Associated Press Old structure near construction zone
GREAT FALLS (AP) - Some American Indians are concerned about the future of an old sweat lodge, as bulldozers roar nearby.
"This is a cathedral for Native Americans," Brock Conway said as he gestured toward the sweat lodge, a small structure behind an abandoned shack and an old school bus on the northwestern edge of Great Falls.
"If someone came in and tried to tear down a church in downtown Great Falls, there'd be hell to pay. Why should our church be any different?"

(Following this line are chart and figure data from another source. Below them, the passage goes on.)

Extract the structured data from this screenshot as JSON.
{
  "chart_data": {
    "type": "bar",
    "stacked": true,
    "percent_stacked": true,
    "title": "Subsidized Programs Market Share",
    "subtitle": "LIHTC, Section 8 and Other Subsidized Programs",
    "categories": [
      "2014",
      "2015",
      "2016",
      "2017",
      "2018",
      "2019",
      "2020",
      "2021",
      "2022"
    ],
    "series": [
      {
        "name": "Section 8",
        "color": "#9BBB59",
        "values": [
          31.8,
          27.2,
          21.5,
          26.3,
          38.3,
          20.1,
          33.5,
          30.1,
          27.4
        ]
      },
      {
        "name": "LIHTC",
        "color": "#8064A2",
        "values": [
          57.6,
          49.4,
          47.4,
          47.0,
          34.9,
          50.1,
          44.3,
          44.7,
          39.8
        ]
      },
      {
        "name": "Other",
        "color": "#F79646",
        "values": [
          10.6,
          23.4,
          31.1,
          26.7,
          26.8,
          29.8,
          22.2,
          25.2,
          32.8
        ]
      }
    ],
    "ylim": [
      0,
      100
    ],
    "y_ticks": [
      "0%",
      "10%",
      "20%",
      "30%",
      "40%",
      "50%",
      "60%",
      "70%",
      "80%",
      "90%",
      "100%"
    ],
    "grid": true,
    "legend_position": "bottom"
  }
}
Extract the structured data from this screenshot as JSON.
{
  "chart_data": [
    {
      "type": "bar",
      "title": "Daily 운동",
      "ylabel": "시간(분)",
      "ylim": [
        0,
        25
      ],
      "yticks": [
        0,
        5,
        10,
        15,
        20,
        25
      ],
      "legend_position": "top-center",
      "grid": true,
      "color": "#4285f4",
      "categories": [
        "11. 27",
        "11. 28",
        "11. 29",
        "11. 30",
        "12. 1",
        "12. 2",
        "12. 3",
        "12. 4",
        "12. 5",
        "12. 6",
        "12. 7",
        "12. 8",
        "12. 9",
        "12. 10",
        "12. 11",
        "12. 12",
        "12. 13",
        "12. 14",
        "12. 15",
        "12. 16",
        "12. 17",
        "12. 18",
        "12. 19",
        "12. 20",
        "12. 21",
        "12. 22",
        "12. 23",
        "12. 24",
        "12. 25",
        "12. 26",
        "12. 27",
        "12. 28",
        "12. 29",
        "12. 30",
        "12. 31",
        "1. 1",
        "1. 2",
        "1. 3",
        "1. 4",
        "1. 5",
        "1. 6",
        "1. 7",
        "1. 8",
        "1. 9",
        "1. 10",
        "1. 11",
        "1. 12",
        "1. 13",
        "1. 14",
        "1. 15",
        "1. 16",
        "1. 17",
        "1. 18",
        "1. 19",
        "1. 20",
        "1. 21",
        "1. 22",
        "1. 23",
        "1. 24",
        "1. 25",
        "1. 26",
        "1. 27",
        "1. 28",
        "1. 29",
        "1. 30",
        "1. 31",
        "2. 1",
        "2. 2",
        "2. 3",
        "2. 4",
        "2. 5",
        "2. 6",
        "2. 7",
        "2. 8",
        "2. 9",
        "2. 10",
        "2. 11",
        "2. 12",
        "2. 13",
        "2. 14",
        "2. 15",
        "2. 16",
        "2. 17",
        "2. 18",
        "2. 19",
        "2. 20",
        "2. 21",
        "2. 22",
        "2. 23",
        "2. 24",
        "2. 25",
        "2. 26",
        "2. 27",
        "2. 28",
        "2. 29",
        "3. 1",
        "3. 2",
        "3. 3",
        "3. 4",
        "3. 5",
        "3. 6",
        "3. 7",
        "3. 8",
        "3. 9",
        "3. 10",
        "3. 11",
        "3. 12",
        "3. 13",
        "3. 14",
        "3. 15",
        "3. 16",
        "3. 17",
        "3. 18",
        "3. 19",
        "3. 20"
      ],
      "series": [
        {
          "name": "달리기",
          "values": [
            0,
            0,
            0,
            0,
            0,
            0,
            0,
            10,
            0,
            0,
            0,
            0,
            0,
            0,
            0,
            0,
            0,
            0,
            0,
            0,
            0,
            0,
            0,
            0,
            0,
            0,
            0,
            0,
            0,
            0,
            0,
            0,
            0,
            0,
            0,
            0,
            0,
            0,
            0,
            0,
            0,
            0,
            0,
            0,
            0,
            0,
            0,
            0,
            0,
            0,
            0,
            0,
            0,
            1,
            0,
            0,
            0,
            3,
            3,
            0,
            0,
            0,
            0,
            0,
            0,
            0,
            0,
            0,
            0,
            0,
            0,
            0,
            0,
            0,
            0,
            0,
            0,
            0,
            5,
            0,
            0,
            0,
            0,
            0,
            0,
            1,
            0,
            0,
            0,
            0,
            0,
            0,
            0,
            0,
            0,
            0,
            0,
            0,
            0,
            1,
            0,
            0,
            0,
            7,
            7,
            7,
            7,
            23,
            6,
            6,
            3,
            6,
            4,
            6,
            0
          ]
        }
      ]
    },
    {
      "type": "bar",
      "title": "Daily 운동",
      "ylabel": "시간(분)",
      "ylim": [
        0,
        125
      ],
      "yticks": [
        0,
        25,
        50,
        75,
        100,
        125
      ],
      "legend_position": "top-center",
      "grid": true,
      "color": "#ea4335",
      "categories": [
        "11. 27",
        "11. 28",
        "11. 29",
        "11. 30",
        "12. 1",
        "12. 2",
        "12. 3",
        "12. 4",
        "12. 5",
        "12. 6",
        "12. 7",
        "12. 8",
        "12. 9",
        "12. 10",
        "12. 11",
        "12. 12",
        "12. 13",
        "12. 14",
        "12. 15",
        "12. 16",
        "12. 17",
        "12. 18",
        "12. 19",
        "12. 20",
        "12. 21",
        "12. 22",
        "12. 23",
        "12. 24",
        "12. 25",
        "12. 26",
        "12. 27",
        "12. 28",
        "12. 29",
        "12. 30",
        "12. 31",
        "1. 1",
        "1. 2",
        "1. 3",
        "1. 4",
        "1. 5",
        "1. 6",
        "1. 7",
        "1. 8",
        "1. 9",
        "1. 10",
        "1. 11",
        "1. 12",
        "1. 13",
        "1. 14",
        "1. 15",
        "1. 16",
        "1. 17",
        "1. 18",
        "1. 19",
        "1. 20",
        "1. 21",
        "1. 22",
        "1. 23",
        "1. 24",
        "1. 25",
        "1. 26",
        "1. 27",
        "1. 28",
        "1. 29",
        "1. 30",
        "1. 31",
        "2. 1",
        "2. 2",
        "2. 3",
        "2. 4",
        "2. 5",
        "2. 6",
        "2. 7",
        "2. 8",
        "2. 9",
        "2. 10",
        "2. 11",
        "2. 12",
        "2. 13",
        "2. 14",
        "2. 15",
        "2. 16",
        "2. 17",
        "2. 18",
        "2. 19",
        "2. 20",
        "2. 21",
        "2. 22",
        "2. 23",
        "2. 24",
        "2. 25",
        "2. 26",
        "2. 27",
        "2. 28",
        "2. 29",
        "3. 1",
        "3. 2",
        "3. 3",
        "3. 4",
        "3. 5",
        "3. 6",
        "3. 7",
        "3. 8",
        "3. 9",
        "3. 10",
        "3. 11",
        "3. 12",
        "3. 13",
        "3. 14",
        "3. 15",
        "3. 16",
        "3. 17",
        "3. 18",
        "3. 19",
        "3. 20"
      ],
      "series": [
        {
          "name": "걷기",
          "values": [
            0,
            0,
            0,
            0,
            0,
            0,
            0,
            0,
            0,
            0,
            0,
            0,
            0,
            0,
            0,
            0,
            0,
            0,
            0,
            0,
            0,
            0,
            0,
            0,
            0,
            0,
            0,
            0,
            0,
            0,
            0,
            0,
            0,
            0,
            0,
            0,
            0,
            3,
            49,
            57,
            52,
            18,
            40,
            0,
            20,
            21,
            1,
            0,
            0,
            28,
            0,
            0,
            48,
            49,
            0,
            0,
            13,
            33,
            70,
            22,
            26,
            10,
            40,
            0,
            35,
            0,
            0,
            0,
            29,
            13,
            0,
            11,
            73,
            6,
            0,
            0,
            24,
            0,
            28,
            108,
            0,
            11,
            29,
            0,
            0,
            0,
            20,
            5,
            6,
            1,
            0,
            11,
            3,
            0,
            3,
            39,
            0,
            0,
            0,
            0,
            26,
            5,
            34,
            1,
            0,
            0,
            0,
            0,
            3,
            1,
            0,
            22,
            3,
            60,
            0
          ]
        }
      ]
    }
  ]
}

In front of the shack, heavy equipment has been clearing a site for construction of a house. Dump trucks move dirt past the sweat lodge.
"They don't like it much, but I bought this property and put in a new road and I'm planning to put 'No Trespassing' signs on it," said Kevin McGillis, who intends to build the house.
The shack on what's known as Hill 57 was owned by Robert Gopher, who built the sweat lodge more than 30 years ago, said his daughter, Melinda Gopher. She said she will ask the government to award legal ownership of Hill 57 to the Indians who have lived there for years.
Robert Gopher, of the Ojibwa tribe, lost title to the land over failure to pay taxes, his daughter said. He died in 1998.
McGillis said he intends to remove the shack but not the sweat lodge, which is not on his land.